PATRICK HENRY COLLEGE
Christian Group Accredits School
Friday, April 20, 2007
Seven years after it was formed as an elite evangelical college for home-schoolers, Patrick Henry College became a fully accredited institution this week.
Founder Michael P. Farris called it "the biggest single day in the history of the college" Tuesday when the federally recognized Transnational Association of Christian Colleges and Schools voted to award Patrick Henry accreditation. TRACS has also provided accreditation for Jerry Falwell's Liberty University and for Bob Jones University, among others.
The decision is a positive milestone for a campus that has recently struggled with high faculty turnover and questions about its commitment to offering a strong liberal arts education along with a conservative Biblical worldview. But for some students and alumni, the stamp of approval represents a compromise for the school, because they would like to see a more liberal-arts-style accreditation.
College President Graham Walker said the news of accreditation could draw new teachers, applicants or donors who have been interested in the goals of the college but thus far have hesitated to join ranks with a start-up institution.
"This is a validation of our mission and the way we are carrying it out," he said.
An outside vote of confidence may improve graduates' chances of landing competitive government jobs or gaining admission into top law schools -- the school already has an impressive track record -- but some students and alumni said they aren't sure whether it will help the school's reputation as a premier liberal arts college.
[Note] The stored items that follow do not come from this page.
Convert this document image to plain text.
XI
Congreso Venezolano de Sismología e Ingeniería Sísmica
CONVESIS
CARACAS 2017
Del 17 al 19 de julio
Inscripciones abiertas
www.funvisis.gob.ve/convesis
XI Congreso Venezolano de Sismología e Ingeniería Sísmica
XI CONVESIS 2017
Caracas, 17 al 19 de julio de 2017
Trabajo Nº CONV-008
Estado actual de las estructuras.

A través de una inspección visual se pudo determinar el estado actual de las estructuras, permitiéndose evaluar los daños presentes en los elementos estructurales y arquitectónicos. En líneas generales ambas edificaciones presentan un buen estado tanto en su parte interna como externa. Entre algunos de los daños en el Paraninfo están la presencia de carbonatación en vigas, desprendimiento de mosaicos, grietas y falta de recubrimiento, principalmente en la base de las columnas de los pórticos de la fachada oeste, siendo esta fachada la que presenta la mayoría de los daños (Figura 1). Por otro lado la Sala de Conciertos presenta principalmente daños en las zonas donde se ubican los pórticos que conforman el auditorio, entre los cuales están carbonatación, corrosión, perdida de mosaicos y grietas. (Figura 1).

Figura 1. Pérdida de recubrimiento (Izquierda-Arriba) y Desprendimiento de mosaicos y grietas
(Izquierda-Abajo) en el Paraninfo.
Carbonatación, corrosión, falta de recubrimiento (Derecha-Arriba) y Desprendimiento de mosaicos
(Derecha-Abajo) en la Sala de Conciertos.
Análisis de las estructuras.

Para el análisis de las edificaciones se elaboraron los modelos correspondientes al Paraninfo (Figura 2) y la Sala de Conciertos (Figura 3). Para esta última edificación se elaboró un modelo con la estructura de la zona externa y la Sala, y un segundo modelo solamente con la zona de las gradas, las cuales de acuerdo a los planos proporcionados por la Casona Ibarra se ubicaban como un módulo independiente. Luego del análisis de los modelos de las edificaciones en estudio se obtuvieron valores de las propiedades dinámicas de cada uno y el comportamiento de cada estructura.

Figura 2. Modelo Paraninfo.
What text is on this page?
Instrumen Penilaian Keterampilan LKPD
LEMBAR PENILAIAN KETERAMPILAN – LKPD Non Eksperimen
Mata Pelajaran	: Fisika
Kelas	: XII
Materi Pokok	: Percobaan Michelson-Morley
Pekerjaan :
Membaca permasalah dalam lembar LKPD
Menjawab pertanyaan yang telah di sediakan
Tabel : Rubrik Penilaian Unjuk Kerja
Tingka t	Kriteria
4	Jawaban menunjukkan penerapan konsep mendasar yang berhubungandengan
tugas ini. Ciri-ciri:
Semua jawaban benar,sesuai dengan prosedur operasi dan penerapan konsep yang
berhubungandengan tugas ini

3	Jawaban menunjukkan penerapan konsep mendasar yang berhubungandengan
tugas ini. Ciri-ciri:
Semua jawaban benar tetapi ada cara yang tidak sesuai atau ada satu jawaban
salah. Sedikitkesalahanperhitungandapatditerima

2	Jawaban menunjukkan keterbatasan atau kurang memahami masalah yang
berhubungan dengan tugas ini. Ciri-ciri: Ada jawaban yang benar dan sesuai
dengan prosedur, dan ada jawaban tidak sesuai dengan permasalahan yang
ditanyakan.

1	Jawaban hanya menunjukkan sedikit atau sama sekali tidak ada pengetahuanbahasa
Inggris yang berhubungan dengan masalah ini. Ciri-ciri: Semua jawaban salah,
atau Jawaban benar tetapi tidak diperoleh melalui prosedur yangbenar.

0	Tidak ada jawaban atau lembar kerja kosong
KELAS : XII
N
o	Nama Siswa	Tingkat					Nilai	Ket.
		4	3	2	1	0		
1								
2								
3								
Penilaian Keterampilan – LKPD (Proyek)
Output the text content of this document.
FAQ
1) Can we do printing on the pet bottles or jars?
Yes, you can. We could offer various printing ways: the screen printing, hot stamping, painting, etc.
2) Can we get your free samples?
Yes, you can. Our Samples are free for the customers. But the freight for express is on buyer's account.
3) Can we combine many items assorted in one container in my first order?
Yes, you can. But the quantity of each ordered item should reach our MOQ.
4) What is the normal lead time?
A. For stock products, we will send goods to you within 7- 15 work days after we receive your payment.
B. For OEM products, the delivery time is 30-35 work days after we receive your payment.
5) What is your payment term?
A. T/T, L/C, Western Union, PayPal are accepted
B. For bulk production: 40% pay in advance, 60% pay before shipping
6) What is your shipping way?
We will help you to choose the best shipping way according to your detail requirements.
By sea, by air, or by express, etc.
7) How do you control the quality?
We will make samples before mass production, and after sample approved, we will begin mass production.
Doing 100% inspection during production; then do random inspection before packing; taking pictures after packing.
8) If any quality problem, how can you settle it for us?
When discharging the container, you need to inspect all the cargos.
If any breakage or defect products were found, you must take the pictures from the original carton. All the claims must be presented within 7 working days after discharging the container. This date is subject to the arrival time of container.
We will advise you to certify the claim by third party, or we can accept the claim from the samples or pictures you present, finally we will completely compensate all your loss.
This spring, two professors announced they will be leaving at the end of the academic year, and their decisions seem tied to the departure last spring of five of the school's 16 full-time professors, who said they felt constrained by limitations on academic freedom.
Last year, a new president and academic dean came to Patrick Henry.
Despite the changes, departing biology professor Jennifer Gruenke said she still has "strong philosophical differences about how the college ought to be run."
"No one has told me you cannot teach 'X' in your classroom, but the administration has fairly broad authority to tell faculty members textbooks to use, things like that," she said.
G.T. Smith, a professor of rhetoric and philosophy, declined to be interviewed but wrote in a public statement that his decision was partly related to "last year's unpleasantness."
Their announcements prompted senior Randy Wanis, in a campuswide e-mail, to call for the Student Senate to initiate a formal investigation. But as a whole, he said, students have not reacted strongly.
"Turnover in the faculty is a usual thing," said Peter Kamakawiwoole, a junior. Overall, he is excited about the future of the school, particularly with its new accreditation, he said.
The college's pursuit of accreditation began shortly after the doors opened in 2000. In 2002, it won pre-accreditation from the American Academy for Liberal Education, which has accredited St. John's College in Annapolis and Baylor University's College of Arts and Sciences, after Patrick Henry appealed a denial based in part on its creationist curriculum.
But three years later, the college abruptly canceled its application after the accreditor announced a site visit to look into some issues, said Jeffrey Wallin, the accreditor's president. The school also filed a preliminary application with the Southern Association of Colleges and Schools, which accredits the College of William & Mary, among others, but did not pursue it, Walker said.
He said it's possible that Patrick Henry will pursue an application with that group in the future.
Carol Browning, who graduated last spring, said she hopes the school will. "TRACS will say this school does a good job at being a Christian school, but Patrick Henry was supposed to be more than that. It was supposed to be rigorous liberal arts college. It was supposed to be the Christian Ivy league."